The Australian carbon price, now $23 a tonne, is set to rise to $24.15 on July 1. It is not until 2015 that Australia would move to a floating price, when it would also be linked to the EU trading scheme.
The budget numbers are now being redone in light of the EU action. Beyond acknowledging that, Climate Minister Greg Combet has played down the European decision.
“This was just one proposal of a number that they are considering to support their emissions trading scheme, so it will now be considered further by the [EU] parliament’s environment committee in Europe”, Combet said on Wednesday, seeming to suggest it might be changed at some point.
The decision has set off a chorus from business with the Australian Industry Group calling for an immediate move to a floating price.
That’s the last thing the government would want to do from a budget point of view. The fiscal impact doesn’t come until 2015-16. If the market was brought forward so would the budget pain.
Ross Garnaut, who prepared the initial work on the carbon scheme for the Government, seeks to put this week’s events into perspective.

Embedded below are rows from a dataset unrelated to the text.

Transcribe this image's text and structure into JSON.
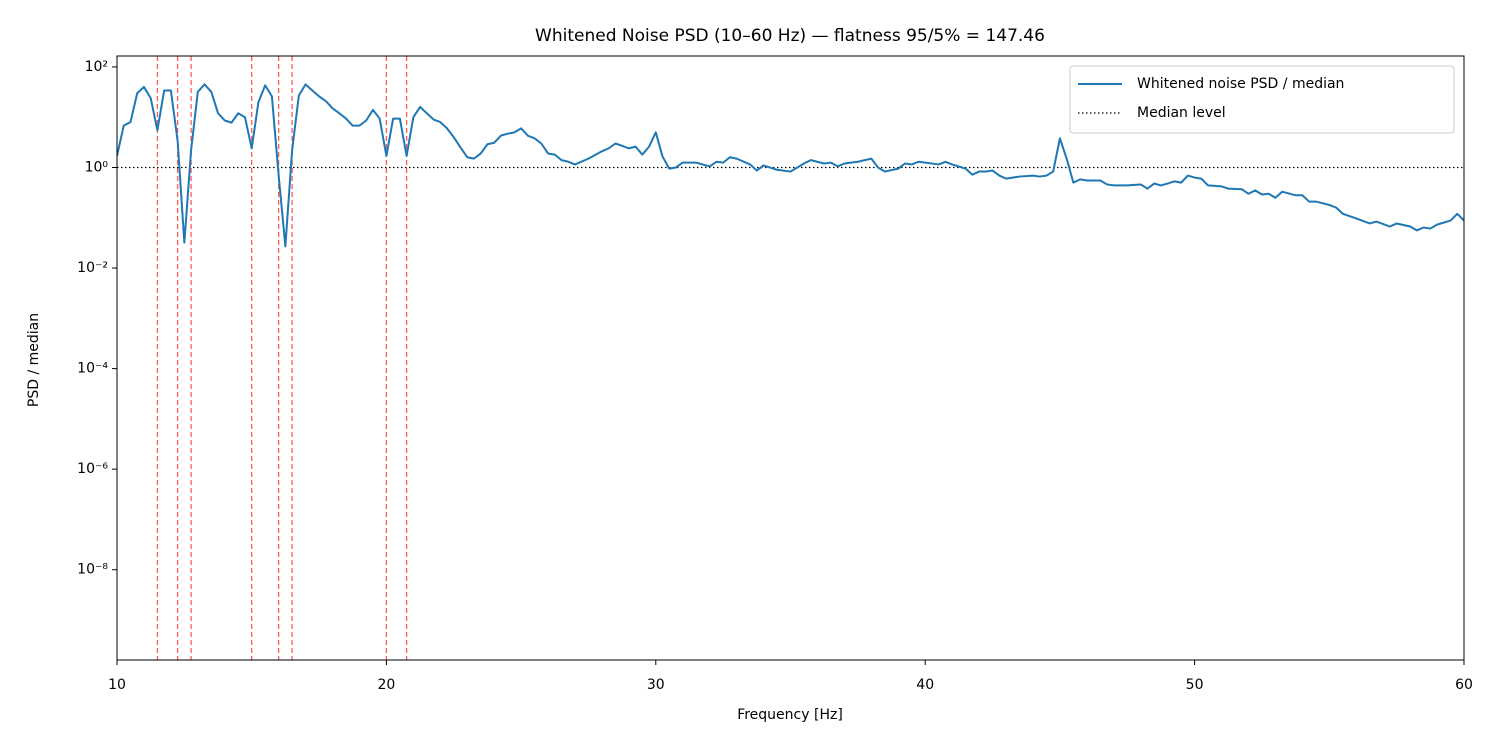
{
  "chart_data": {
    "type": "line",
    "title": "Whitened Noise PSD (10–60 Hz) — flatness 95/5% = 147.46",
    "x_label": "Frequency [Hz]",
    "y_label": "PSD / median",
    "yscale": "log",
    "xlim": [
      10,
      60
    ],
    "ylim": [
      1.6e-10,
      165
    ],
    "xticks": [
      10,
      20,
      30,
      40,
      50,
      60
    ],
    "yticks": [
      {
        "value": 100,
        "label": "10²"
      },
      {
        "value": 1,
        "label": "10⁰"
      },
      {
        "value": 0.01,
        "label": "10⁻²"
      },
      {
        "value": 0.0001,
        "label": "10⁻⁴"
      },
      {
        "value": 1e-06,
        "label": "10⁻⁶"
      },
      {
        "value": 1e-08,
        "label": "10⁻⁸"
      }
    ],
    "legend_position": "upper right",
    "x": [
      10.0,
      10.25,
      10.5,
      10.75,
      11.0,
      11.25,
      11.5,
      11.75,
      12.0,
      12.25,
      12.5,
      12.75,
      13.0,
      13.25,
      13.5,
      13.75,
      14.0,
      14.25,
      14.5,
      14.75,
      15.0,
      15.25,
      15.5,
      15.75,
      16.0,
      16.25,
      16.5,
      16.75,
      17.0,
      17.25,
      17.5,
      17.75,
      18.0,
      18.25,
      18.5,
      18.75,
      19.0,
      19.25,
      19.5,
      19.75,
      20.0,
      20.25,
      20.5,
      20.75,
      21.0,
      21.25,
      21.5,
      21.75,
      22.0,
      22.25,
      22.5,
      22.75,
      23.0,
      23.25,
      23.5,
      23.75,
      24.0,
      24.25,
      24.5,
      24.75,
      25.0,
      25.25,
      25.5,
      25.75,
      26.0,
      26.25,
      26.5,
      26.75,
      27.0,
      27.5,
      28.0,
      28.25,
      28.5,
      28.75,
      29.0,
      29.25,
      29.5,
      29.75,
      30.0,
      30.25,
      30.5,
      30.75,
      31.0,
      31.5,
      32.0,
      32.25,
      32.5,
      32.75,
      33.0,
      33.5,
      33.75,
      34.0,
      34.5,
      35.0,
      35.5,
      35.75,
      36.25,
      36.5,
      36.75,
      37.0,
      37.5,
      38.0,
      38.25,
      38.5,
      39.0,
      39.25,
      39.5,
      39.75,
      40.0,
      40.5,
      40.75,
      41.0,
      41.5,
      41.75,
      42.0,
      42.25,
      42.5,
      42.75,
      43.0,
      43.5,
      44.0,
      44.25,
      44.5,
      44.75,
      45.0,
      45.25,
      45.5,
      45.75,
      46.0,
      46.5,
      46.75,
      47.0,
      47.5,
      48.0,
      48.25,
      48.5,
      48.75,
      49.0,
      49.25,
      49.5,
      49.75,
      50.0,
      50.25,
      50.5,
      51.0,
      51.25,
      51.75,
      52.0,
      52.25,
      52.5,
      52.75,
      53.0,
      53.25,
      53.75,
      54.0,
      54.25,
      54.5,
      55.0,
      55.25,
      55.5,
      56.0,
      56.5,
      56.75,
      57.25,
      57.5,
      58.0,
      58.25,
      58.5,
      58.75,
      59.0,
      59.5,
      59.75,
      60.0
    ],
    "series": [
      {
        "name": "Whitened noise PSD / median",
        "color": "#1f77b4",
        "values": [
          1.7,
          6.8,
          8,
          30,
          40,
          24,
          5.5,
          34,
          34,
          3.4,
          0.032,
          2.2,
          32,
          45,
          32,
          12,
          8.6,
          7.8,
          12,
          10,
          2.4,
          20,
          43,
          26,
          0.7,
          0.027,
          2.2,
          27,
          45,
          34,
          26,
          21,
          15,
          12,
          9.4,
          6.8,
          6.8,
          8.6,
          14,
          9.4,
          1.7,
          9.4,
          9.4,
          1.7,
          10,
          16,
          12,
          9,
          8,
          6,
          4,
          2.5,
          1.6,
          1.5,
          1.9,
          2.9,
          3.1,
          4.3,
          4.7,
          5,
          6,
          4.3,
          3.8,
          3,
          1.9,
          1.8,
          1.4,
          1.3,
          1.15,
          1.5,
          2.1,
          2.4,
          3,
          2.7,
          2.4,
          2.6,
          1.8,
          2.6,
          5,
          1.65,
          0.95,
          1,
          1.25,
          1.25,
          1.05,
          1.3,
          1.25,
          1.6,
          1.5,
          1.15,
          0.87,
          1.1,
          0.9,
          0.83,
          1.2,
          1.4,
          1.2,
          1.25,
          1.05,
          1.2,
          1.3,
          1.5,
          1,
          0.83,
          0.95,
          1.2,
          1.15,
          1.3,
          1.25,
          1.15,
          1.3,
          1.15,
          0.95,
          0.72,
          0.83,
          0.83,
          0.87,
          0.69,
          0.6,
          0.66,
          0.69,
          0.66,
          0.69,
          0.83,
          3.8,
          1.5,
          0.5,
          0.58,
          0.55,
          0.55,
          0.46,
          0.44,
          0.44,
          0.46,
          0.38,
          0.48,
          0.44,
          0.48,
          0.53,
          0.5,
          0.69,
          0.63,
          0.6,
          0.44,
          0.42,
          0.38,
          0.37,
          0.3,
          0.35,
          0.29,
          0.3,
          0.25,
          0.33,
          0.28,
          0.28,
          0.21,
          0.21,
          0.18,
          0.16,
          0.12,
          0.097,
          0.077,
          0.084,
          0.067,
          0.077,
          0.067,
          0.056,
          0.064,
          0.061,
          0.073,
          0.088,
          0.12,
          0.088
        ]
      }
    ],
    "reference_line": {
      "name": "Median level",
      "y": 1,
      "color": "#000000"
    },
    "vertical_lines": {
      "color": "#ff0000",
      "x": [
        11.5,
        12.25,
        12.75,
        15.0,
        16.0,
        16.5,
        20.0,
        20.75
      ]
    }
  }
}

“There is a lot of water to go under the bridge before the European emissions price is determined for 2015 and later years. A tightening of targets or restoration of economic growth would change the price outlook.

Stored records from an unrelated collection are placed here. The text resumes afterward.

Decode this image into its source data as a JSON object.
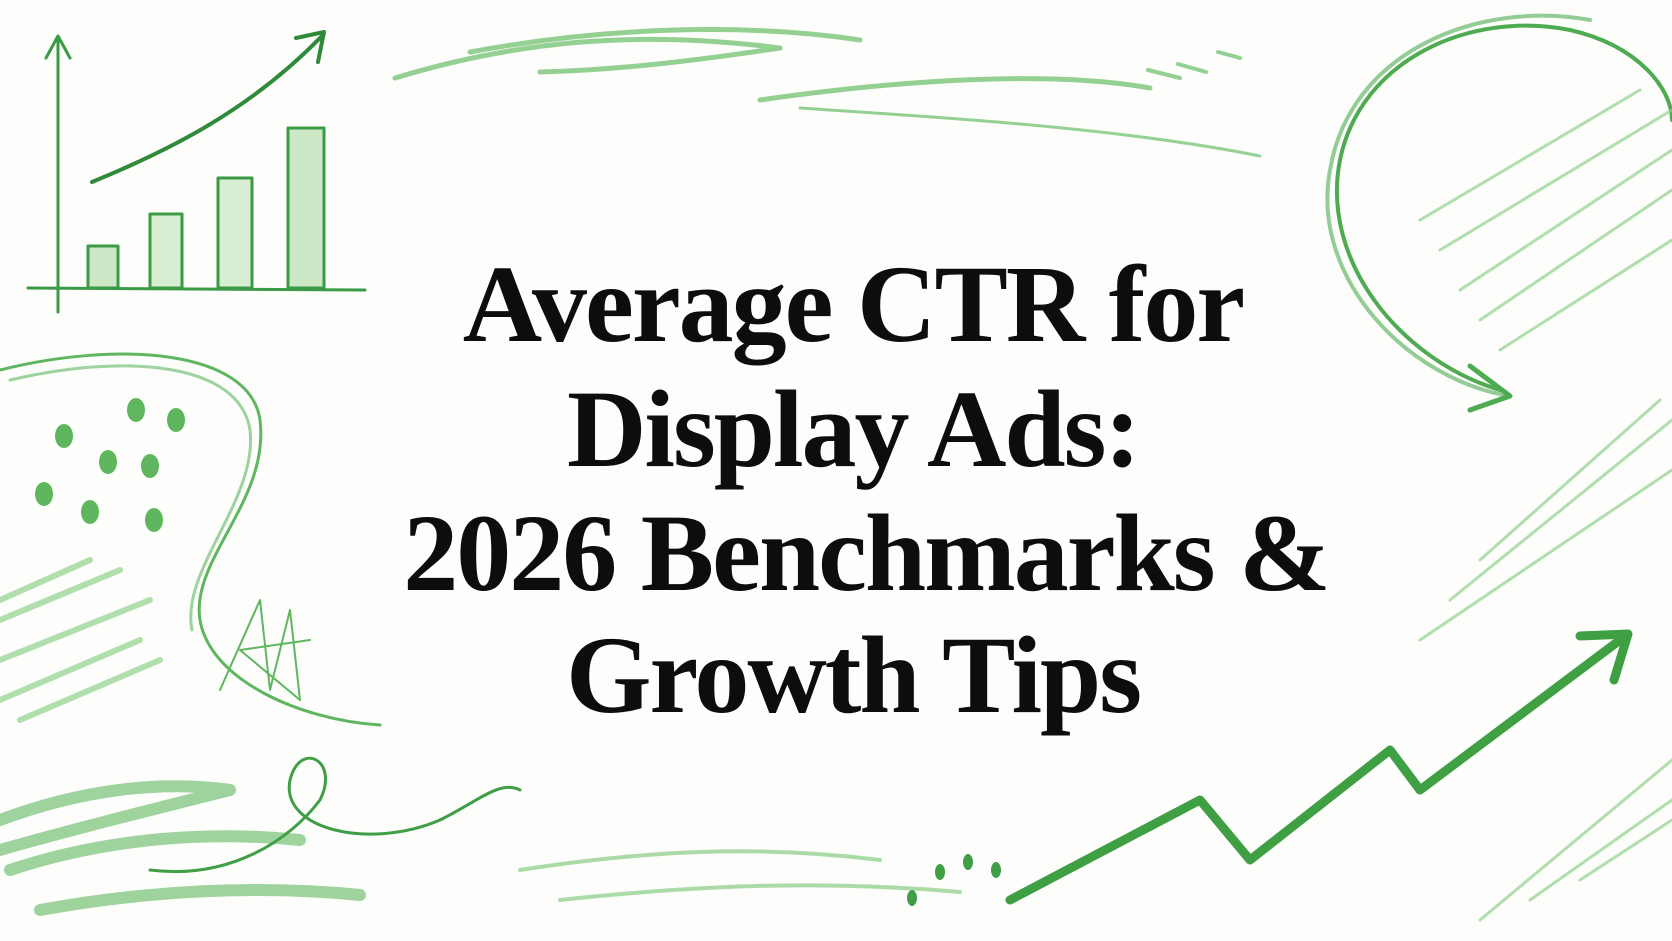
{
  "title": {
    "lines": [
      "Average CTR for",
      "Display Ads:",
      "2026 Benchmarks &",
      "Growth Tips"
    ]
  }
}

"In the meantime, the low European price has no effect on the Australian budget or carbon scheme until 2015. Keeping the current arrangements in place will see the Australian price rise with increased international effort after 2015.

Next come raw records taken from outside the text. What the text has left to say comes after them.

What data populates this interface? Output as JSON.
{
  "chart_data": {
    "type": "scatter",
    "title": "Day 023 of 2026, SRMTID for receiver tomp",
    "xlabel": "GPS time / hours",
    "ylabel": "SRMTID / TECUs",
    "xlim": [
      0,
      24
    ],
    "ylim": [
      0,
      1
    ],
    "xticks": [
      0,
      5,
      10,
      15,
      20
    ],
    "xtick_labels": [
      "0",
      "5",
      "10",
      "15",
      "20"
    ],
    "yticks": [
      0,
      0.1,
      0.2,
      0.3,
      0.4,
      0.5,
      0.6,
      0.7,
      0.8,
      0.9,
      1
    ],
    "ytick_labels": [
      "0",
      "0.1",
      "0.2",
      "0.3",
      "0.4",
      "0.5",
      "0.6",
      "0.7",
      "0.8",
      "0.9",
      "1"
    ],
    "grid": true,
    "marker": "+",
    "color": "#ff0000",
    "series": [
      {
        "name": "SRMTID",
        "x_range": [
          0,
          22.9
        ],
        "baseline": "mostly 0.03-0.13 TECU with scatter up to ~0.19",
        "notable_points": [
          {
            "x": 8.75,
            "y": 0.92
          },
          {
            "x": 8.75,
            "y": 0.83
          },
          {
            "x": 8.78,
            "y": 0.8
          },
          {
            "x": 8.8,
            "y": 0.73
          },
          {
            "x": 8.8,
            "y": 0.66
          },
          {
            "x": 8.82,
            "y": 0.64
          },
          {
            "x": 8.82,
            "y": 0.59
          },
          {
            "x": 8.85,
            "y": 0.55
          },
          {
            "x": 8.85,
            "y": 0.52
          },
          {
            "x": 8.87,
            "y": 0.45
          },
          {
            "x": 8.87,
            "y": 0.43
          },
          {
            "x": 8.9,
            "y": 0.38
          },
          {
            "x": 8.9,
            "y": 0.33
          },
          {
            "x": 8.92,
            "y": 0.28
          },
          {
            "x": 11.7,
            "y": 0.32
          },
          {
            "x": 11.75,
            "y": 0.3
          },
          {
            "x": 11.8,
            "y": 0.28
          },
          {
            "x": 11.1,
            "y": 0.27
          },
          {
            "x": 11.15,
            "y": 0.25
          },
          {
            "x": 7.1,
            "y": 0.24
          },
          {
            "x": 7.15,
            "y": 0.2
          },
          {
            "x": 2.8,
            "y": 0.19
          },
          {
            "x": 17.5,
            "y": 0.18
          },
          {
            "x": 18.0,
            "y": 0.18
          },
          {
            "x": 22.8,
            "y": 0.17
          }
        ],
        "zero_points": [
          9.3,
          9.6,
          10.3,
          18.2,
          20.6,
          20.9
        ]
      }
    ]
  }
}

"There would be trivial competitiveness gains once free permits to emitters are taken into account, and large budget losses, from moving earlier to link with Europe.”
On the long term view, 2015 is in the distance, but it’s just around the corner for harassed Labor ministers and their officials.
Speculation puts the hole in the budget at perhaps a total of $10 billion for the two years, starting from mid 2015.
But what will appear in the budget will depend on the official estimate of the price in those years and the EU situation injects more uncertainty.
The climate change optimists hope for a recovery; those pessimistic about the European economy will predict the opposite.
Whatever estimate Treasury puts in its figures will be open to debate in the budget where the Coalition will be hotly contesting any numbers that it can.
If the government was hoping to show some pathway back to surplus in the budget numbers this has been made harder.
In trying to juggle its big spending programs, the government is loading a lot into the latter years of the forward estimates – a new assault on revenue then makes this more dicey.
If the floating carbon price in 2015 was anywhere near the current EU level, there would be significant unintended results for the compensation side of the package that the government put in place last year.
Low and middle income earners and welfare recipients would get a windfall, because the compensation has been set on the assumption of a much higher price.
It is perhaps not surprising that the EU, faced with Europe’s immense problems, has opted for short term economics over longer term environmental issues.
In Australia, despite a much more benign economic situation, even mildly harder times have worked against support for tackling climate change.
What was such a strong issue for Kevin Rudd in 2007 will help Tony Abbott in 2013, regardless of the criticisms of his “direct action” alternative.
Last year’s Lowy poll found that for the first time Australians favouring an intermediate approach to the problem of global warming outnumbered those supporting the most aggressive form of action.
One third (36%) backed taking steps now “even if this involves significant costs” – compared with two thirds (68%) in 2006.
Last year 45 per cent backed the option which said that “the problem of global warming should be addressed, but its effects will be gradual, so we can deal with the problem gradually by taking steps that are low in cost”.
The EU decision may help Abbott in another way, if he is elected. Opposition climate action spokesman Greg Hunt said yesterday a Coalition government would expect and urge the ALP “to accept the clear mandate of a new government” and not block the legislation to repeal the scheme.
A very low European price could make it more difficult for a Labor opposition to stand against repeal of a scheme that looked out of sync.
On the other hand, the complex task of unwinding the carbon model could turn into a nightmare for a first term Liberal government.